Thursday, June 4, 2009

$5, the Key to Happiness

For the price of a Starbuck's breakfast, with change back ($1), happiness, new beginnings, a sound night's sleep and maybe even the next Nobel price winner in economics, can be had. Isn't America great?

$5 can get you a Sunday New York Times, although I am not sure. It will certainly get you a 7/11 20-oz coffee, a daily Times and leave some change jingling about in your pocket. Imagine that with the flick of a wrist by our president (although, probably not his wrist but some mid-level bureaucrat), America has managed to chip away at the patina of incompetence that led the world to wonder: "so, it is true, they do all of those good things around the world only in the hope of opening more markets."

Katrina came and went and in the wake lives were lost and lives were ruined. And, after the news vans pulled out, what remained was devastation. America's cultural gem, a city that so many snobs throughout the world label "America's only contribution to world culture" (they are refering to jazz), was decimated and fell into Gomorra-like destitution.

Oddly, a person like Brad Pitt, and I am sure so many other amazing Americans, started to do something to help these people, the city. The government was completely absent during all of this (I will not recall that photo of our "hands on" President sitting in Airforce One looking down at the misery). It is simply too easy to say that nothing was done because most of the sufferers were black and poor. But, really, a) what contributions were the sufferers making to the tax base? And, b) how many of them had voted republican (or had voted) in the last election?

Had a beach been eroded in the Outer Banks of North Carolina, you can be rest assured that the government would have had the Army of Engineers out there rebuilding that lost property value for the republican faithful. But, New Orleans is only relevant when crime sprees prove that "well, look at them, they're animals." Or, when we need a Super Bowl to be played there as if this shows that America is uniting to help this lost city.

Really, this $5 is not for New Orleans, but for the victims. It truly boggles the mind when I read recently that the homeless there, those who had lost their homes during and after the hurricane, were about to be evicted from their trailers. Imagine? I cannot imagine this and I am certain that W., living in that swank neighborhood in Dallas and enjoying bbqs with neighbors where a wink and a tug on the elbow are silent signs of "haha, they go theirs, uh?" has no idea that this was going to happen. I am even more sure that his only response would be: "well, uh, the goodness of Americans and our tradition of giving will certainly help these folks." Said, whilst the sheriff has pad-locked these homes and the bulldozer is shifting gears.

W. and Mr. Potter's responses would have played out perfectly with the conservative lumpen, for they believe that charity from the rich to the poor is the real way to run a nation. And, if there isn't any "charity" left, then this is because the government is taking too much from them in taxes and so, well, we know the story. The bottom-line is that such thinking makes it impossible to sell homes for $5 because really, the barrel has found it's bottom, we are a broke nation, and yes, "$5 here and $5 there all adds up." Here I agree with the conservatives!
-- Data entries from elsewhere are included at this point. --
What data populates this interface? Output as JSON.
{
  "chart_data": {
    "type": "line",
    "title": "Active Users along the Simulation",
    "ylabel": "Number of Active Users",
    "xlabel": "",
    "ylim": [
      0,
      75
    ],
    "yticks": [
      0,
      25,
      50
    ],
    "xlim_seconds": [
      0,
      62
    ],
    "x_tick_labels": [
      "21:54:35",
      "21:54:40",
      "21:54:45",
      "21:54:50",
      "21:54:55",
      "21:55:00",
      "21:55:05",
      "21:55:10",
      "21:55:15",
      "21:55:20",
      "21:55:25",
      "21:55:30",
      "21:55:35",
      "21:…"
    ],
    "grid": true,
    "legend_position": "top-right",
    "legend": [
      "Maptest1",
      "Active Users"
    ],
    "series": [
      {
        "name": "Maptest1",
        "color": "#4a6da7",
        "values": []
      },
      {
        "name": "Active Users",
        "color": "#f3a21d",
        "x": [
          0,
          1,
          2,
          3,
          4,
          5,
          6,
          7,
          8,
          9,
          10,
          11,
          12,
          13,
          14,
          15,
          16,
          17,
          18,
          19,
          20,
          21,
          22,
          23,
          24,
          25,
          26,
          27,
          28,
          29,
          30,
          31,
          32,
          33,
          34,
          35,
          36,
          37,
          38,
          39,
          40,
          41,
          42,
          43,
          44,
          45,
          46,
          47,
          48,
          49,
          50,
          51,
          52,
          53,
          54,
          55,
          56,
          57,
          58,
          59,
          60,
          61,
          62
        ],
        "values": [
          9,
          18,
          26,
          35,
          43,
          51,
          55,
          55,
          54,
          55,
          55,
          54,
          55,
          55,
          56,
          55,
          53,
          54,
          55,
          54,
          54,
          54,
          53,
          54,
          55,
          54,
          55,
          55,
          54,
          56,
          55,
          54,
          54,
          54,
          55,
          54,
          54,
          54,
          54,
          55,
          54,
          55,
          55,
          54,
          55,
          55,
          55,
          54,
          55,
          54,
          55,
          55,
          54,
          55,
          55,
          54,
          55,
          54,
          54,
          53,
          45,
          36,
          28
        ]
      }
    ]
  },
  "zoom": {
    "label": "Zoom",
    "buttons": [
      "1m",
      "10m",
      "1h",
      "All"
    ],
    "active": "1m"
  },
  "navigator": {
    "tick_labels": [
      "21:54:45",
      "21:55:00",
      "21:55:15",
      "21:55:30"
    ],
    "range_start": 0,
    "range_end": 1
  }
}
Yet, for a mere $5 the homeless, who had been stuffed like sardines into tin trailers, which are only a little better than a sweltering subway car in August heat, were about to be evicted and President Obama said: "no, this will not happen while I am president." So, for a mere 500 pennies, these people bought their "new homes" and with this they bought security, a sound night's sleep; they bought tomorrow in the place where they went to bed at yesterday and the day-before.

Stability and knowing where my favorite shirt is hanging, where my cat is sleeping at this moment of the day, knowing the smell of the breeze as it makes it's way through the neighborhood, pulling along with it smells of frying fish, a cigarette, some freshly-washed strawberries and then finding you, sitting in a chair sipping on a tea, cooling you and reminding you that "for better or worse, this your home and tonight you will sleep under this roof," is a very powerful commodity. For these people, however, it is a "luxury" and that is not right.

We are better than this. President Obama has again shown us that we, all of us, are truly better than what Bush and Cheney had made us out to be. And, once again, we are a safer nation thanks to our President and a government that is governing. To this I say, and I will borrow shamelessly from the conservatives, "thank you sweet Jesus!"